Some rugs are so striking or rare, you want to treat them like works of art. Here are ways to show them off at eye level
There are many reasons to hang a rug on the wall – including the need for large art, preservation (rare rugs are for places where you do not dare to tread) and texture (there’s nothing two dimensional about a rug). Whatever the motivation, relocating a rug from floor to wall can add a lot to an interior.
In this home, Modern Mecca made a simple headboard so much more by placing a bold rug behind it.
The idea of a rug’s bringing texture to a room is highlighted in this project by Mark Ashby Design. The colours, pattern and texture of the rug do much to warm the stone walls of this room.
Designer Bobbie Tilkens-Fisher made a big pattern play by hanging a rug on the wall and putting a tribal flat-weave carpet on the floor. Often a rug’s border can work like a mat in a picture frame, drawing the eye and highlighting the central image.

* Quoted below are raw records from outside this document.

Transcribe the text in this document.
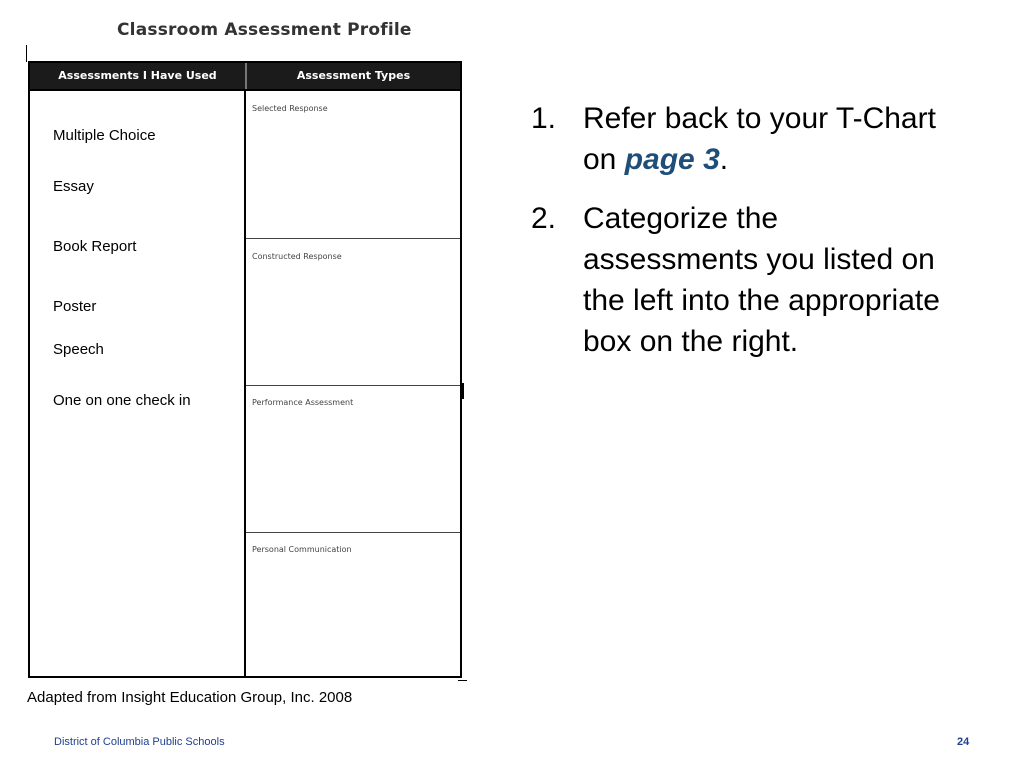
Classroom Assessment Profile
Assessments I Have Used	Assessment Types
Multiple Choice
Essay
Book Report
Poster
Speech
One on one check in
Selected Response
Constructed Response
Performance Assessment
Personal Communication
1. Refer back to your T-Chart on page 3.
2. Categorize the assessments you listed on the left into the appropriate box on the right.
Adapted from Insight Education Group, Inc. 2008
District of Columbia Public Schools	24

Hanging this rug, an antique from Indonesia, on the wall protects it from wear and tear.
In another over-the-bed move, interior designer Jennifer Gustafson softened a brick wall and brought a high-ceilinged room into scale with a rug.
The floor-to-ceiling rug in this Rhode Island home, adds colour and impact in the entry.
This Moroccan rug emphasizes the long, low nature of the sofa in the Parker Palm Springs hotel.
Rugs need not be large or highly decorated to make a statement. This small rug with a graphic pattern adds the perfect grace note over a rustic bench in a home.
Be sure to avoid an uneven distribution of weight, which can cause a heavy rug to warp, sag or even tear. Georgia rug and textile dealer Marla Mallett writes about some common hanging methods, such as sewing a casing on the back of the rug or using Velcro to affix it to the wall.